In the context of out-of-distribution generalization, there isn't just one "out-of-distribution" context. It matters what the future distributional shift is. A model can perform fine under some shifts but terribly under others. If you do some empirical research on "out-of-distribution generalization" of a model but the shifts that the model faces in deployment are different from the ones you studied in your research, that research may not be indicative of the model's performance. In other words, your empirical results face their own out-of-distributional generalization problem! This is kind of like that first layer of hindsight in the Ponzi scheme situation. Those decades of past results didn't protect Madoff's clients when the 2008 financial crisis rolled around.

But researchers don't just study one model and one shift. That paper's abstract says, "we empirically show that out-of-distribution performance is strongly correlated with in-distribution performance for a wide range of models and distribution shifts". Doesn't studying "a wide range of models and shifts" address this issue? Even beyond that, AI models qualitatively can do pretty impressive things that seem like they require the ability to generalize. You can go ask a model something completely novel right now and get interesting and helpful responses.

This is where things get more complicated, similar to the second layer of hindsight in the context of Ponzi schemes. I can look back at historical Ponzi schemes and learn the patterns and hope I won't fall for a similar scam myself. On the other hand, scammers can also look back at these cases, see how those individuals failed and are aware of what potential victims will look for as warning signs. The next Bernie Madoff might not look like Bernie Madoff. The next big Ponzi schemer might even intentionally change up certain aspects to avoid suspicion. This intentional avoidance could mean that the distributional shift from past schemers to future ones is adversarial designed to fool potential victims and the internal mental models they have build up by hearing about past schemers. That's the tough thing about out-of-distributional generalization. No matter how robust your model is to some class of distributional shifts, if the shift you actually face in practice is outside that class, that robustness counts for nothing.

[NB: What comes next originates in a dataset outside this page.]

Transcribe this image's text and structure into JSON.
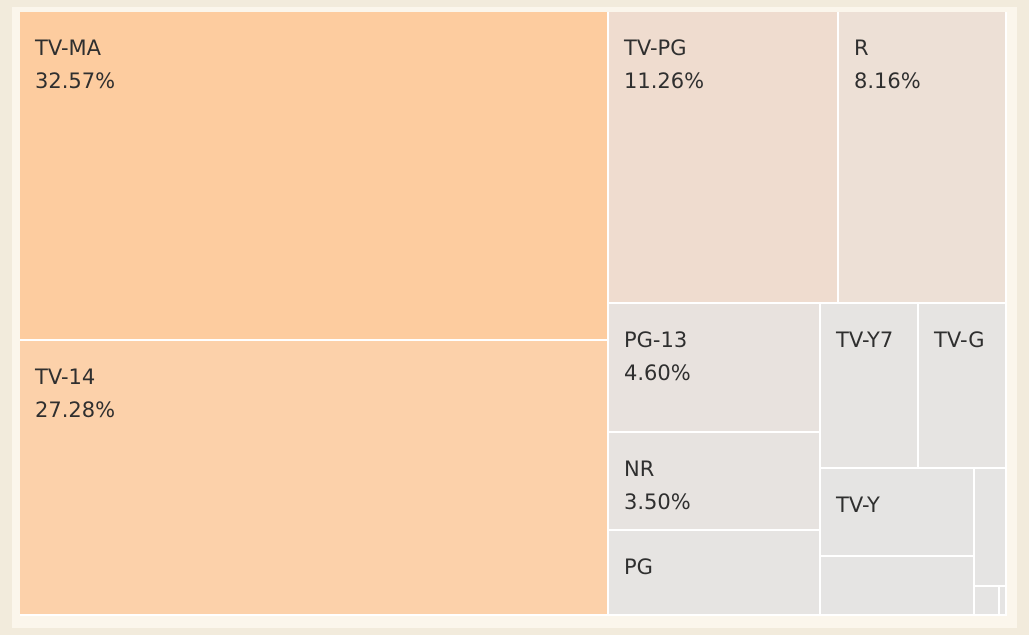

In my view, reliable out-of-distribution robustness requires some kind of model of what distributional shifts will show up in the future. I have become convinced by certain lines of research that you can't just have general out-of-distribution robustness, you to also have assumptions that restrict the possible distributional shifts in relation to your model. Similarly, I think you need to have transparency into how your model actual works, you need to "open the box". This is needed to understand how the model will be effected by certain distributional shifts. In the Ponzi scheme analogy, this is asking how the enterprise actually achieves its returns. If the returns so far are good but you can see that the enterprise lacks any fundamental way of making money, you can identify the instability. In order to show that the business is a scam, you have to open the books. I have argued before that black-box evaluations can't give us all the answers if we allow any and all possible distributional shifts, including adversarial ones. I hope the Ponzi scheme analogy helps to demonstrate the nature of the problem.